Looking to other sources, I discovered a bison horn in the artifacts Sir John Caldwell took back to England from his 1780’s stint as a British officer in the Lower Great Lakes. Caldwell’s collection is featured in “Bo’jou, Neejee!” (Brasser, No. 140, 142). In addition, a number of paintings by Peter Rindisbacher show bison powder horns, like “A Halfcast with his His Wife and Child,” “Trapping Beaver,” or “Inside a Lodge.”
Making A “Stopgap” Choice
I learned of an already completed bison powder horn, and I knew this horn was only a stopgap choice. My intent was, and is, to build a powder horn from scratch, but time was short, and here was an opportunity to move forward with very little cash invested. I closed my eyes and said “I’ll take it,” sight unseen.
A few days later a cardboard box waited impatiently at my back door. I cut the reinforced tape, pulled the flaps apart and rummaged through the crumpled packing paper like a youngster on Christmas morning. My fingers found the powder horn’s spout and pulled it into plain sight.
Disappointment washed over my being and flushed away my excitement. The bison horn was better than expected, more ornate and elegant than a humble returned captive might have owned, or so I reasoned. The maker described the powder horn as simple with a plain, wormy-chestnut butt plug that sported a wrought iron staple. This gentleman understated the horn’s graceful curve and the fine workmanship that included a single wedding band and well-executed flats that tapered to another wedding band near the spout.

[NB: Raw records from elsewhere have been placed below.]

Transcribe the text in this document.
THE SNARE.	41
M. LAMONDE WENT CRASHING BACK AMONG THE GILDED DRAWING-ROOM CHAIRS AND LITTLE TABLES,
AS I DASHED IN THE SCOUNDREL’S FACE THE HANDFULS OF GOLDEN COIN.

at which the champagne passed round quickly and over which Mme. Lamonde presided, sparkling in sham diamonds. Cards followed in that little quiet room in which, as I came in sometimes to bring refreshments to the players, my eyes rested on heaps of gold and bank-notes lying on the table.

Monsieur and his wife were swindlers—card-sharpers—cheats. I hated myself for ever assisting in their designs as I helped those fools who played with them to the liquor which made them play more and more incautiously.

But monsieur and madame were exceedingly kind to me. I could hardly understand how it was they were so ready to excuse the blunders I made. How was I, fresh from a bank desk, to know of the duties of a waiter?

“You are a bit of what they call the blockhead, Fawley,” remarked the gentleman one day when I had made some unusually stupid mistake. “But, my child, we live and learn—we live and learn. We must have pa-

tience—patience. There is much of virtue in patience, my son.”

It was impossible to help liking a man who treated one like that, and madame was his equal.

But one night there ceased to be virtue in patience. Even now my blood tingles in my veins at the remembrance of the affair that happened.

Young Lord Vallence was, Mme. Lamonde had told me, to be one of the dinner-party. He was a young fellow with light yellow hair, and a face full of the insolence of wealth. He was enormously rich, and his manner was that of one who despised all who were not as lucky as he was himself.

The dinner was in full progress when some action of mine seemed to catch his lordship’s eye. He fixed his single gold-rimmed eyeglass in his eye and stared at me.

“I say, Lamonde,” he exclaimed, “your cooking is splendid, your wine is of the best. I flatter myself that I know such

As I rolled the horn in my hand, I thought this would make a fine addition to most any shooter’s kit, including some traditional black powder hunters I know. But the horn’s style and embellishment put it a notch above the photo of the Caldwell horn and maybe two notches above those painted by Rindisbacher.
A few days later I took a second look at the bison horn, noting my biggest objections: the contemporary butt plug, the wrought staple’s orientation, the fancy stopper and the horn’s glossy finish. I estimated a couple of hours of hard work might “correct” this horn’s shortcomings.
Give traditional black powder hunting a try, be safe and may God bless you.